Union boss sacked for sickie after annual leave refused

A CENTRAL Queensland miner and union boss who was sacked for taking two sick days after his annual leave had his bid for damages rejected.

Stephen Byrne was sacked from his job at Anglo Coal's Dawson Mine near Moura last year after the company ruled his behaviour was unacceptable, dishonest and in breach of contract.

He was reinstated on a temporary basis after the CMFEU took Anglo Coal to court pending a full hearing.

The Federal Court heard, during several hearings last July, August and September Mr Byrne had applied for annual leave only for the site boss to reject it.

Mr Byrne was told it was due to staffing levels at the mine and the fact he had not submitted the request 28 days prior as required.

Mr Byrne told the site boss on April 22 he had to sign off on the annual leave request and if he did not he was going to be sick anyway.

He subsequently called in sick on April 24 and 25, the same days he had applied for annual leave which was declined.

Mr Byrne attended a meeting the following week where he provided a medical certificate for the two days he took off.

The doctor who issued the certificate said Mr Byrne's absenteeism from work was due to asthma exacerbation and a lower respiratory tract infection.

But the company did not believe he was genuinely sick and Mr Byrne was issued with a show cause letter on May 1 and dismissed on May 12.

Mr Byrne claimed his dismissal was also due to the fact he was involved with the union and had represented workers when negotiating a new enterprise agreement.

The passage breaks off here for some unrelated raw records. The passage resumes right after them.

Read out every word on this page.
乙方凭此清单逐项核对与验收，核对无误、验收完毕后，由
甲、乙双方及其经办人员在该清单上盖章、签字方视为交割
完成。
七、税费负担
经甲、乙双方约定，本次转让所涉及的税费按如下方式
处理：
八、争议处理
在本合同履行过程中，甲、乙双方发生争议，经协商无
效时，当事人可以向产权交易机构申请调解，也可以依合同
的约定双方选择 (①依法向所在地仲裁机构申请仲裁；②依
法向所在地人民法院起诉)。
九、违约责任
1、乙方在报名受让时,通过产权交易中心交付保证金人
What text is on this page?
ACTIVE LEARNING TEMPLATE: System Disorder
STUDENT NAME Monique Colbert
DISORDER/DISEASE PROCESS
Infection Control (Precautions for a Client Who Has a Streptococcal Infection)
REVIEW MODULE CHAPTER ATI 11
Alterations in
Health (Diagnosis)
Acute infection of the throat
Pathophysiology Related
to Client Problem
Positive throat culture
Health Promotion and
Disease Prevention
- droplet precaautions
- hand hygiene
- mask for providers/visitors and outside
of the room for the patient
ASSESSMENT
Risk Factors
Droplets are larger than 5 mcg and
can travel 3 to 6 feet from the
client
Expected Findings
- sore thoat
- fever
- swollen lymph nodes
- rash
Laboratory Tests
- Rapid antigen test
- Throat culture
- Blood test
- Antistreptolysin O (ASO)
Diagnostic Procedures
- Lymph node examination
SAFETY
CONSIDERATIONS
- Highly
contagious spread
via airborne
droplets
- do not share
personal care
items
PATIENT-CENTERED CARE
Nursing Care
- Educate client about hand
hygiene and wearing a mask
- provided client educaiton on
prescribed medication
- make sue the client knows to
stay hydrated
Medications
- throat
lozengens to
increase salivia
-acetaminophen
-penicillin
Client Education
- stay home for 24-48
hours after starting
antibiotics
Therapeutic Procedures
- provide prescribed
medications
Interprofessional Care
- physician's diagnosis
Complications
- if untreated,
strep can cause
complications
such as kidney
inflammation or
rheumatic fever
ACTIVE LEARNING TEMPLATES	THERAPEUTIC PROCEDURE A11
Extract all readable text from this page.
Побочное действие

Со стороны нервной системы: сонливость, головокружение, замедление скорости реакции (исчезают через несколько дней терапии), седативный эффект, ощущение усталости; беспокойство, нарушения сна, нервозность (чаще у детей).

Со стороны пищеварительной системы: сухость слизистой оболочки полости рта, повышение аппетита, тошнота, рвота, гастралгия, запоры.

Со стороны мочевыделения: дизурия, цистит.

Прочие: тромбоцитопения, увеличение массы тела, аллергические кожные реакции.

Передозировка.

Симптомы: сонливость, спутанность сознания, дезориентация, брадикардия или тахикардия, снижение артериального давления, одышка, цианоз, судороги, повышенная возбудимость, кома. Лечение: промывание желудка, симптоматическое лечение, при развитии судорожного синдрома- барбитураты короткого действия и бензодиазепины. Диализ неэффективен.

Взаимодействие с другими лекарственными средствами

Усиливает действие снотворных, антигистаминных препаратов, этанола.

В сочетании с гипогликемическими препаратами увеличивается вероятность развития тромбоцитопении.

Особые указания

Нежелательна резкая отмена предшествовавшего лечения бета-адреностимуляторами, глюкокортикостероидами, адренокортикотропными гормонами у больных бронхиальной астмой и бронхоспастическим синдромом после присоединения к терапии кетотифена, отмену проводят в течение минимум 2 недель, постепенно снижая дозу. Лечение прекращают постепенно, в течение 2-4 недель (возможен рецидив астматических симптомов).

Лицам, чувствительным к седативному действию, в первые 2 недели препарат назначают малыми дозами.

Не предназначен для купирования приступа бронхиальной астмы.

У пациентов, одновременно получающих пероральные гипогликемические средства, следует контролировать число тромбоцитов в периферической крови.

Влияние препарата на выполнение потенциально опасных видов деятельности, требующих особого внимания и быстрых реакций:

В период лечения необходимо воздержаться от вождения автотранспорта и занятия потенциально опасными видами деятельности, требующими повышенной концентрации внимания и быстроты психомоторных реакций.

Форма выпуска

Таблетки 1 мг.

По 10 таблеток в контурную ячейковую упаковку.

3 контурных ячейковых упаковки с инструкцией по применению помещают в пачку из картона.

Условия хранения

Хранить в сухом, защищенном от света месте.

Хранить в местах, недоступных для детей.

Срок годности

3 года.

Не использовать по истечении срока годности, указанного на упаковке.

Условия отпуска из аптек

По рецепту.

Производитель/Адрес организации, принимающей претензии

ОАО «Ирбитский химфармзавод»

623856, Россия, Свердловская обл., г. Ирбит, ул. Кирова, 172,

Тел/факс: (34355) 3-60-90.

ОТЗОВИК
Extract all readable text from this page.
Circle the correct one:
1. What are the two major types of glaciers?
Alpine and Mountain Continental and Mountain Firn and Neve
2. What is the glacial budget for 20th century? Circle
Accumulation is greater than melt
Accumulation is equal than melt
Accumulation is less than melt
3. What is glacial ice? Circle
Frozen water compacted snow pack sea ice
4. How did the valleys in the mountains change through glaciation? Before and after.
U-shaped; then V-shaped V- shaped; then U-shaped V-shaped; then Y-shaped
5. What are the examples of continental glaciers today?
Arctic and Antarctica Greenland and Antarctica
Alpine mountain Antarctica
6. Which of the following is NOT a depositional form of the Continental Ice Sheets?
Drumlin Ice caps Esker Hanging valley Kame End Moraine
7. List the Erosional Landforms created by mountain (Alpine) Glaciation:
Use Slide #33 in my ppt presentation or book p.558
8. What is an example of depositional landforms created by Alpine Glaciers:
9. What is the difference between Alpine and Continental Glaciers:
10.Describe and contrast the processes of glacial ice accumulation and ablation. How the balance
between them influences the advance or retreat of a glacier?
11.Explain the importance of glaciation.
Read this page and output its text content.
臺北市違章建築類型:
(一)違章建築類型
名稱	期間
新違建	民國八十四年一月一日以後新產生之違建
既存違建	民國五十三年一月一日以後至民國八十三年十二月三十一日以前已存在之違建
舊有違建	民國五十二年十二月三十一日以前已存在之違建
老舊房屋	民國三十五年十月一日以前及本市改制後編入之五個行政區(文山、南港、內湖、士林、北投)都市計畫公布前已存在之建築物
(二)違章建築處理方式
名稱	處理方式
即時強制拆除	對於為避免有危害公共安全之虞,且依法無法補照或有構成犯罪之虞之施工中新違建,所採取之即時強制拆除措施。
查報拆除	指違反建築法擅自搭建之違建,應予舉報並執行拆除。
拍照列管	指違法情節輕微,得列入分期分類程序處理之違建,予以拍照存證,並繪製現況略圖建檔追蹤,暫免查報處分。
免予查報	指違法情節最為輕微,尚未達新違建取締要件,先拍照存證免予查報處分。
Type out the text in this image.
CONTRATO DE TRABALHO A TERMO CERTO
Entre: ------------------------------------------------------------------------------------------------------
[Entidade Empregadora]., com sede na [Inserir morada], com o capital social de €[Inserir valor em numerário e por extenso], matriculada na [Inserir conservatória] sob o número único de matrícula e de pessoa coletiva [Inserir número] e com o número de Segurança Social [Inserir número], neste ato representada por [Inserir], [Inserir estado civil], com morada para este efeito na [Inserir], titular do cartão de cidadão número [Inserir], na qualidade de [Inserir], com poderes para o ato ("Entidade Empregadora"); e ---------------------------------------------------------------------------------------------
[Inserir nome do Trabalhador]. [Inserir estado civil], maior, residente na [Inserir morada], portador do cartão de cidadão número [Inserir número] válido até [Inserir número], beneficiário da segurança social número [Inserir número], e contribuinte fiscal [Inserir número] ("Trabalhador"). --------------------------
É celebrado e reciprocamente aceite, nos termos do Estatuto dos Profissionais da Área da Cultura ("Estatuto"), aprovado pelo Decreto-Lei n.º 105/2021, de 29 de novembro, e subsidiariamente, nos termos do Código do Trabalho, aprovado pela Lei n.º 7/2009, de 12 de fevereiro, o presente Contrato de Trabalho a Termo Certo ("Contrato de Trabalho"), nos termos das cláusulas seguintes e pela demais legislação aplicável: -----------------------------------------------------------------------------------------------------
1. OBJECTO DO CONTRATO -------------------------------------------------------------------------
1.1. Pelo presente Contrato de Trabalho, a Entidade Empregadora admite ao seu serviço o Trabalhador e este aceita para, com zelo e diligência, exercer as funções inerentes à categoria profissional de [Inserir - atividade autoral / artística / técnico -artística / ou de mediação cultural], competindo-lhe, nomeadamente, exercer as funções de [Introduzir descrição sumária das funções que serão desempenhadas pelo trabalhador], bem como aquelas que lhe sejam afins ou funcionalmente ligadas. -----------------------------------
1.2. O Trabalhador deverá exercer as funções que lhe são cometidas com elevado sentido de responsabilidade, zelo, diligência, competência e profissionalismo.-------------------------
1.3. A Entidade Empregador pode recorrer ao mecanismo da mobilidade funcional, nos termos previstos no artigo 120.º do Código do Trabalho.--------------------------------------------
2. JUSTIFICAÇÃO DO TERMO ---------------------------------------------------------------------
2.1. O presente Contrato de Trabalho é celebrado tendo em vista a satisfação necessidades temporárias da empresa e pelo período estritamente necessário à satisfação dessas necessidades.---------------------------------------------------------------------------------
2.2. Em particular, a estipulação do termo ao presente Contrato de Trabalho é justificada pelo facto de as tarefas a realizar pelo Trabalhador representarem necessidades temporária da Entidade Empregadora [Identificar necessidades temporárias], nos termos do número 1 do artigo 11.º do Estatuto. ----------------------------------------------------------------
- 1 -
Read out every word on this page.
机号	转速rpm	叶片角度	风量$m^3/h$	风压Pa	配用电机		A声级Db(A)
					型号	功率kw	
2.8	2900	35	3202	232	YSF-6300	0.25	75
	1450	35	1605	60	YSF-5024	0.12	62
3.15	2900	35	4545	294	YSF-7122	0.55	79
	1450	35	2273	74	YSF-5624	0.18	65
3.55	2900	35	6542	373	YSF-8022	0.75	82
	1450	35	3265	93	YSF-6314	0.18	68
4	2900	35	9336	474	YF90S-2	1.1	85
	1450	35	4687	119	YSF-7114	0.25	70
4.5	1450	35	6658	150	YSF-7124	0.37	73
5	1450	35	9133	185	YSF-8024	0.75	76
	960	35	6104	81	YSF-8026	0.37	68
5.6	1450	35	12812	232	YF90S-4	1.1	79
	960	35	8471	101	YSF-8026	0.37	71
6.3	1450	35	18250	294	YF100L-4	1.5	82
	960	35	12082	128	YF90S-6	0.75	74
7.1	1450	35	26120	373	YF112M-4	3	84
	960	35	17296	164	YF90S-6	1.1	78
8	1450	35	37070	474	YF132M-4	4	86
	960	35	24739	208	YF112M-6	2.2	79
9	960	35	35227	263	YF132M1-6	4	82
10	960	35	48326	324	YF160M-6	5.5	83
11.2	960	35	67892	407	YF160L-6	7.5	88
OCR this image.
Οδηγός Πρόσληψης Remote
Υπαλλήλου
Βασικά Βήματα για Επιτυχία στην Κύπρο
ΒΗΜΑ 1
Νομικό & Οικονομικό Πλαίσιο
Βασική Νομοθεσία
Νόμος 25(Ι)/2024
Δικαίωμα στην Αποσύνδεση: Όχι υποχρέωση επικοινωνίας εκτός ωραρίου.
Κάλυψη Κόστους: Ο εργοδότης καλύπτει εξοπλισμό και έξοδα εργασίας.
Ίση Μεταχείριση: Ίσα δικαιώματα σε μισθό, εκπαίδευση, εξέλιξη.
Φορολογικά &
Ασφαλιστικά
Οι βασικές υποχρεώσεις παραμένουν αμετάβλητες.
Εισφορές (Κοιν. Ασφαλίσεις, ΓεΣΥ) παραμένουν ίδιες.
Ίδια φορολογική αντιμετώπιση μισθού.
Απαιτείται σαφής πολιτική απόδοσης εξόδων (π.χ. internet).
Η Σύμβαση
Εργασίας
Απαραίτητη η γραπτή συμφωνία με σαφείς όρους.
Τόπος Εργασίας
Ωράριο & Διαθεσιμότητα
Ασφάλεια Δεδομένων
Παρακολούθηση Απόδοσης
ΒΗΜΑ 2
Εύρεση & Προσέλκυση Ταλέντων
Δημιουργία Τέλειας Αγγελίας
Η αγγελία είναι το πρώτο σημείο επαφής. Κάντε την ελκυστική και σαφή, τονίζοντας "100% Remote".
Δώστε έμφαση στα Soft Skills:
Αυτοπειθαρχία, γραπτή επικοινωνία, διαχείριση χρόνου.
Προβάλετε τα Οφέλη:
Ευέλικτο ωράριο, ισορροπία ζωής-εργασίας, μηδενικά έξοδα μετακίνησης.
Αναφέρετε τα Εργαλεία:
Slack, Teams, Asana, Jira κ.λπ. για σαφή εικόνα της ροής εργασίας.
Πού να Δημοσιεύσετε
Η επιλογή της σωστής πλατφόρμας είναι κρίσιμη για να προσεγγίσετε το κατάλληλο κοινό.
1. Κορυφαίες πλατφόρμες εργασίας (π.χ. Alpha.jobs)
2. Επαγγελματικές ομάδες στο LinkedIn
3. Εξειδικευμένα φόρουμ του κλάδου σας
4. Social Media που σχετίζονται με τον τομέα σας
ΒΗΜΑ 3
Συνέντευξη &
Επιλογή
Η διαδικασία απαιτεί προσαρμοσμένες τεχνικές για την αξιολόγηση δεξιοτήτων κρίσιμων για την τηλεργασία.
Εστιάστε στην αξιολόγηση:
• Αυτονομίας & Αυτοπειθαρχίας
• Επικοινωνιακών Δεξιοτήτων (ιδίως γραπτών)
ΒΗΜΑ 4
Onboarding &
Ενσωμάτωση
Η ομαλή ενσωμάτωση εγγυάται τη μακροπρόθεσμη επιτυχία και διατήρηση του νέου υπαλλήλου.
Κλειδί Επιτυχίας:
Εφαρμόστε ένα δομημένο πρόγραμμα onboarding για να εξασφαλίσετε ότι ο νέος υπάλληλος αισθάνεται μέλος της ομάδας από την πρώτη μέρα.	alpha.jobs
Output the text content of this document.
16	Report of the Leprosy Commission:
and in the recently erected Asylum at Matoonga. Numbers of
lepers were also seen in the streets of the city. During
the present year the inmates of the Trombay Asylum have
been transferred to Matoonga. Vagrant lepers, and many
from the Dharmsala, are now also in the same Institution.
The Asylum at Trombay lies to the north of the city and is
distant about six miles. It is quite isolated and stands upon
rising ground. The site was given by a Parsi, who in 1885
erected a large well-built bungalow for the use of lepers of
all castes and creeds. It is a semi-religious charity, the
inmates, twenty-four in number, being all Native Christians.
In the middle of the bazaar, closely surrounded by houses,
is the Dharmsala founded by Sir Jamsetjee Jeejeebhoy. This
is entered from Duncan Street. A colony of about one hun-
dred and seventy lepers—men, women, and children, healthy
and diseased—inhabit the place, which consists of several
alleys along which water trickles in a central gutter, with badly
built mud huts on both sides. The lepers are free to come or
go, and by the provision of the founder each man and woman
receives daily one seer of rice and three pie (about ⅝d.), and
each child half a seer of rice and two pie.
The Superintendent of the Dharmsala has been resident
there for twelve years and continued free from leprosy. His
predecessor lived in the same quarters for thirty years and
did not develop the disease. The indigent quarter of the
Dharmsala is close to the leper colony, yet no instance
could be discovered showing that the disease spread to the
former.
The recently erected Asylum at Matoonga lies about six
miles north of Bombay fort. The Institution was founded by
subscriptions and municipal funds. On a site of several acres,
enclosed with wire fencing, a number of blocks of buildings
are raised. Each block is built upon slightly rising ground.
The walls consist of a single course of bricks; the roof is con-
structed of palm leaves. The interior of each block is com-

But the court rejected the claim.

Justice Berna Collier, in handing down her decision this week, found in hindsight, it was likely Mr Byrne was developing a medical condition when he took the sick days

But she said company was also justified in terminating his employment based on the information and interactions they had with him at the time.

"I consider it relevant to take into consideration my view that Mr Byrne primarily has himself to blame for creation of circumstances where the respondent (Anglo Coal) believes that he was dishonest," she said.

"His initial claiming of annual leave, his response when it was refused, and his subsequent disingenuous claims that taking annual leave rather than sick leave would benefit the respondent, all built a picture of his deceit."